A new study published in Geophysical Research Letters shows that while human-driven climate change has halved summer sea ice cover since the late 1970s, the pace of decline has eased over the past 20 years. Between 2005 and 2024, the Arctic lost ice at the slowest rate recorded since satellites began monitoring in 1979.
At its annual minimum in September, sea ice cover shrank by 0.35 million square kilometres in the first decade of this period, and by 0.29 million square kilometres in the second—four to five times slower than the record pace of loss between 1993 and 2012.

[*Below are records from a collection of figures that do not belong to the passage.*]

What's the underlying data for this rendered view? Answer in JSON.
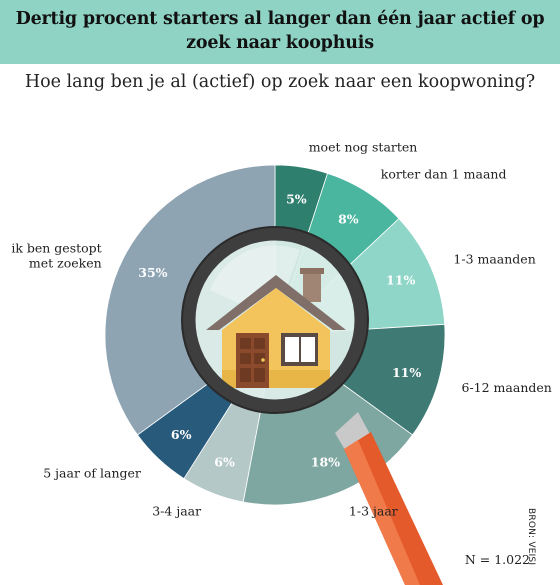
{
  "title": "Dertig procent starters al langer dan één jaar actief op zoek naar koophuis",
  "question": "Hoe lang ben je al (actief) op zoek naar een koopwoning?",
  "source": "BRON: VEISI",
  "sample": "N = 1.022",
  "colors": {
    "title_bg": "#8fd3c5",
    "slices": [
      "#2f7f6e",
      "#4ab69f",
      "#8fd6c8",
      "#3f7a74",
      "#7fa7a1",
      "#b3c8c7",
      "#275a7b",
      "#8ea4b3"
    ],
    "magnifier_rim": "#3e3e3e",
    "handle": "#e55a2b",
    "house_wall": "#f3c45c",
    "roof": "#7f6f68",
    "door": "#8b4a2b"
  },
  "chart_data": {
    "type": "pie",
    "categories": [
      "moet nog starten",
      "korter dan 1 maand",
      "1-3 maanden",
      "6-12 maanden",
      "1-3 jaar",
      "3-4 jaar",
      "5 jaar of langer",
      "ik ben gestopt met zoeken"
    ],
    "values": [
      5,
      8,
      11,
      11,
      18,
      6,
      6,
      35
    ],
    "value_labels": [
      "5%",
      "8%",
      "11%",
      "11%",
      "18%",
      "6%",
      "6%",
      "35%"
    ],
    "label_lines": [
      [
        "moet nog starten"
      ],
      [
        "korter dan 1 maand"
      ],
      [
        "1-3 maanden"
      ],
      [
        "6-12 maanden"
      ],
      [
        "1-3 jaar"
      ],
      [
        "3-4 jaar"
      ],
      [
        "5 jaar of langer"
      ],
      [
        "ik ben gestopt",
        "met zoeken"
      ]
    ],
    "unit": "%"
  },
  "icons": [
    "magnifying-glass-icon",
    "house-icon"
  ]
}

Despite this, the Arctic remains profoundly altered: compared with the 1980s, more than 10,000 cubic kilometres of sea ice have been lost, enough to fill billions of Olympic-sized swimming pools. In September 2012, ice cover dropped to just 3.41 million square kilometres—the smallest extent on record—fueling speculation over when the region might see its first "ice-free" summer.
A pause, not a recovery
Lead researcher Dr Mark England, of the University of Exeter, said the apparent slowdown is linked not to reduced warming but to natural climate variability overlaying the long-term human-caused trend.
"This is only a temporary reprieve," he explained. "The slowdown is consistent with climate model simulations. At some point, the pace of ice loss will accelerate again, likely faster than the long-term average."

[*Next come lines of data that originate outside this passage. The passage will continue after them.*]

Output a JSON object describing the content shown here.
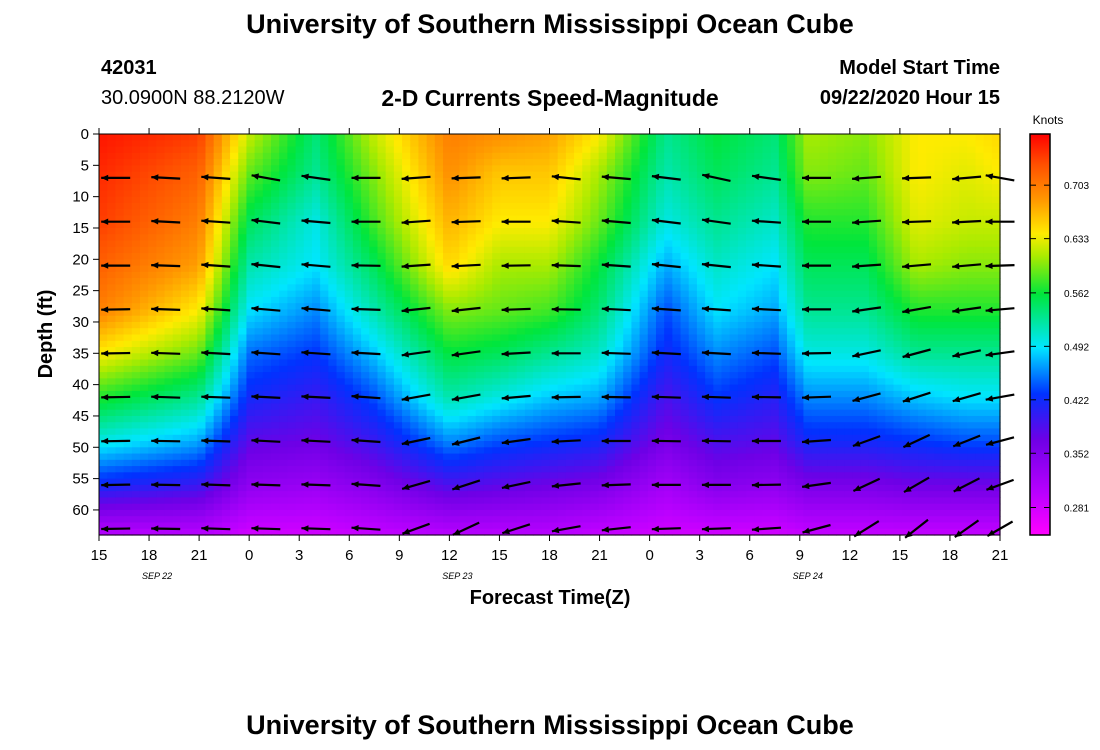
{
  "header": {
    "title": "University of Southern Mississippi Ocean Cube",
    "station_id": "42031",
    "location": "30.0900N 88.2120W",
    "subtitle": "2-D Currents Speed-Magnitude",
    "model_start_label": "Model Start Time",
    "model_start_value": "09/22/2020 Hour 15"
  },
  "footer": {
    "title": "University of Southern Mississippi Ocean Cube"
  },
  "chart_data": {
    "type": "heatmap",
    "title": "2-D Currents Speed-Magnitude",
    "xlabel": "Forecast Time(Z)",
    "ylabel": "Depth (ft)",
    "x_tick_labels": [
      "15",
      "18",
      "21",
      "0",
      "3",
      "6",
      "9",
      "12",
      "15",
      "18",
      "21",
      "0",
      "3",
      "6",
      "9",
      "12",
      "15",
      "18",
      "21"
    ],
    "x_date_labels": [
      {
        "label": "SEP 22",
        "tick_index": 1
      },
      {
        "label": "SEP 23",
        "tick_index": 7
      },
      {
        "label": "SEP 24",
        "tick_index": 14
      }
    ],
    "x_range_hours": [
      0,
      54
    ],
    "ylim": [
      0,
      64
    ],
    "y_ticks": [
      0,
      5,
      10,
      15,
      20,
      25,
      30,
      35,
      40,
      45,
      50,
      55,
      60
    ],
    "colorbar": {
      "unit": "Knots",
      "ticks": [
        0.281,
        0.352,
        0.422,
        0.492,
        0.562,
        0.633,
        0.703
      ],
      "range": [
        0.245,
        0.77
      ]
    },
    "field": {
      "profile_times_hours": [
        0,
        6,
        9,
        13,
        16.5,
        21,
        24,
        27,
        30,
        34,
        37,
        40.5,
        42.5,
        46,
        49,
        52,
        54
      ],
      "depths_ft": [
        0,
        6,
        14,
        21,
        28,
        35,
        42,
        49,
        56,
        64
      ],
      "speed_knots": [
        [
          0.76,
          0.75,
          0.74,
          0.72,
          0.7,
          0.64,
          0.57,
          0.5,
          0.42,
          0.3
        ],
        [
          0.74,
          0.72,
          0.7,
          0.68,
          0.64,
          0.59,
          0.53,
          0.47,
          0.4,
          0.3
        ],
        [
          0.62,
          0.59,
          0.55,
          0.52,
          0.49,
          0.45,
          0.42,
          0.38,
          0.34,
          0.28
        ],
        [
          0.54,
          0.53,
          0.5,
          0.49,
          0.46,
          0.43,
          0.4,
          0.37,
          0.33,
          0.28
        ],
        [
          0.62,
          0.6,
          0.58,
          0.55,
          0.52,
          0.48,
          0.44,
          0.4,
          0.35,
          0.29
        ],
        [
          0.7,
          0.69,
          0.67,
          0.65,
          0.6,
          0.56,
          0.52,
          0.46,
          0.39,
          0.3
        ],
        [
          0.69,
          0.66,
          0.64,
          0.61,
          0.59,
          0.55,
          0.5,
          0.44,
          0.38,
          0.3
        ],
        [
          0.68,
          0.66,
          0.64,
          0.61,
          0.58,
          0.53,
          0.48,
          0.43,
          0.37,
          0.3
        ],
        [
          0.64,
          0.61,
          0.59,
          0.56,
          0.54,
          0.51,
          0.47,
          0.42,
          0.36,
          0.29
        ],
        [
          0.53,
          0.52,
          0.5,
          0.47,
          0.44,
          0.42,
          0.39,
          0.36,
          0.32,
          0.28
        ],
        [
          0.56,
          0.55,
          0.53,
          0.51,
          0.49,
          0.46,
          0.43,
          0.39,
          0.35,
          0.28
        ],
        [
          0.54,
          0.53,
          0.51,
          0.49,
          0.47,
          0.44,
          0.41,
          0.38,
          0.34,
          0.28
        ],
        [
          0.61,
          0.6,
          0.57,
          0.55,
          0.53,
          0.5,
          0.46,
          0.42,
          0.36,
          0.29
        ],
        [
          0.6,
          0.59,
          0.57,
          0.55,
          0.53,
          0.5,
          0.46,
          0.42,
          0.36,
          0.29
        ],
        [
          0.64,
          0.64,
          0.63,
          0.61,
          0.57,
          0.53,
          0.48,
          0.43,
          0.37,
          0.29
        ],
        [
          0.64,
          0.63,
          0.62,
          0.6,
          0.57,
          0.53,
          0.49,
          0.44,
          0.37,
          0.29
        ],
        [
          0.65,
          0.64,
          0.62,
          0.6,
          0.57,
          0.53,
          0.49,
          0.44,
          0.37,
          0.29
        ]
      ]
    },
    "vectors": {
      "times_hours": [
        1,
        4,
        7,
        10,
        13,
        16,
        19,
        22,
        25,
        28,
        31,
        34,
        37,
        40,
        43,
        46,
        49,
        52,
        54
      ],
      "depths_ft": [
        7,
        14,
        21,
        28,
        35,
        42,
        49,
        56,
        63
      ],
      "angles_deg": [
        [
          180,
          177,
          176,
          170,
          172,
          180,
          184,
          182,
          182,
          174,
          175,
          173,
          168,
          172,
          180,
          184,
          182,
          185,
          170
        ],
        [
          180,
          177,
          176,
          173,
          175,
          180,
          184,
          182,
          180,
          176,
          175,
          173,
          172,
          176,
          180,
          184,
          182,
          183,
          180
        ],
        [
          180,
          178,
          176,
          174,
          175,
          179,
          184,
          183,
          181,
          178,
          176,
          174,
          174,
          176,
          180,
          184,
          185,
          185,
          182
        ],
        [
          181,
          178,
          176,
          175,
          175,
          178,
          186,
          186,
          182,
          179,
          177,
          176,
          176,
          177,
          180,
          188,
          190,
          188,
          185
        ],
        [
          181,
          178,
          177,
          176,
          176,
          177,
          188,
          188,
          183,
          180,
          178,
          177,
          177,
          178,
          181,
          192,
          195,
          192,
          188
        ],
        [
          181,
          178,
          178,
          177,
          177,
          176,
          190,
          190,
          185,
          181,
          179,
          178,
          178,
          179,
          182,
          195,
          198,
          196,
          190
        ],
        [
          181,
          179,
          178,
          177,
          177,
          176,
          192,
          194,
          188,
          183,
          180,
          179,
          179,
          180,
          184,
          200,
          205,
          202,
          195
        ],
        [
          181,
          179,
          178,
          178,
          178,
          176,
          196,
          198,
          192,
          186,
          182,
          180,
          180,
          181,
          188,
          205,
          210,
          207,
          200
        ],
        [
          181,
          179,
          178,
          178,
          178,
          176,
          200,
          205,
          198,
          190,
          186,
          182,
          182,
          184,
          195,
          212,
          218,
          215,
          210
        ]
      ]
    }
  }
}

Climate models suggest that when the pause ends, the Arctic could see ice shrinking by as much as 0.6 million square kilometres per decade faster than the current long-term trend.
Dr Gaëlle Veyssière, a sea ice and snow physicist at the British Antarctic Survey who was not involved in the study, said the results should not be misinterpreted:
"Arctic sea ice is still far lower than it was in the 1980s. The pause is not a sign of recovery—it simply reflects the natural ups and downs of climate variability."
Internal climate swings
Researchers say this slowdown has roughly a 50% chance of lasting another five years and a 25% chance of persisting for a decade. The study attributes the pause to internal climate variability—the natural, short-term fluctuations caused by the interaction of Earth's oceans, atmosphere, and ice.

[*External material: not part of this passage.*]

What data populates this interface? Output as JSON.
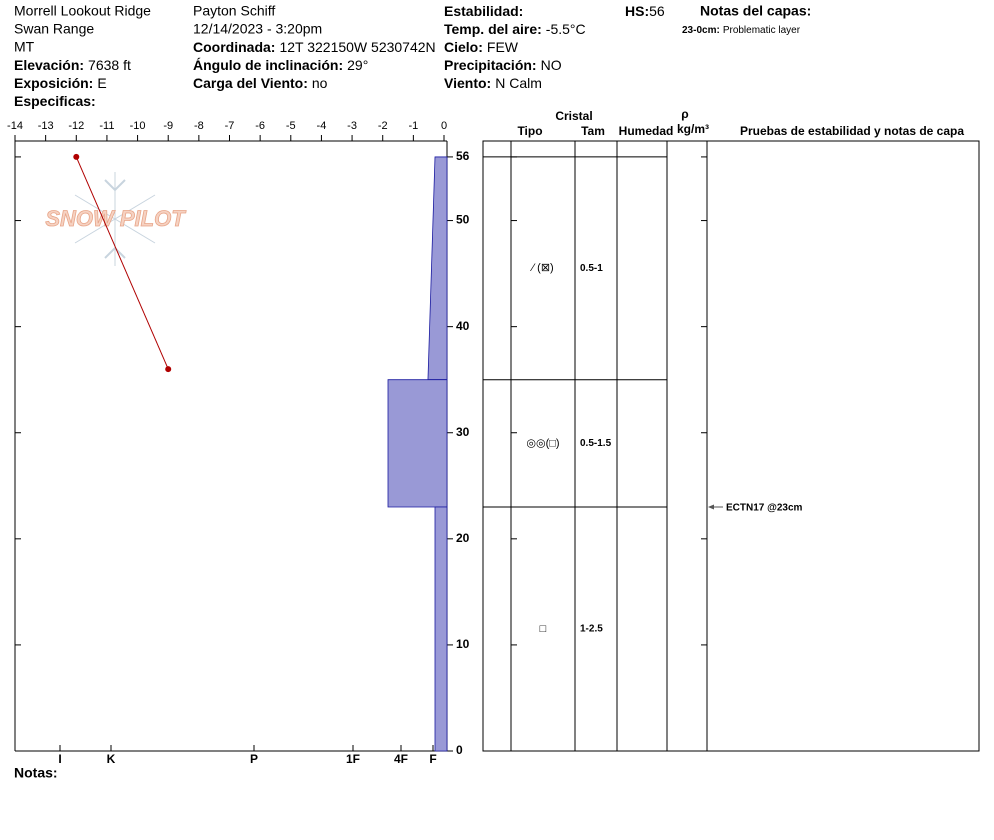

Without the influence of greenhouse gases, the researchers note, Arctic sea ice would likely have expanded during this period. Instead, the underlying warming trend has prevented any genuine recovery.
Dr England compared the dynamic to a ball rolling downhill. "The hill is climate change," he said. "The ball keeps going downwards, but it may sometimes bounce sideways or even upwards when it hits an obstacle. That doesn't change its overall direction—eventually, it will reach the bottom."
The bigger picture
The Arctic has warmed nearly four times faster than the global average in recent decades. This "Arctic amplification" has already reshaped ecosystems, disrupted Indigenous livelihoods, and contributed to extreme weather far beyond the polar region.
Scientists warn that while the current slowdown may provide a brief pause in the most dramatic year-to-year losses, it does not alter the long-term trajectory. An ice-free Arctic summer remains a matter of when, not if.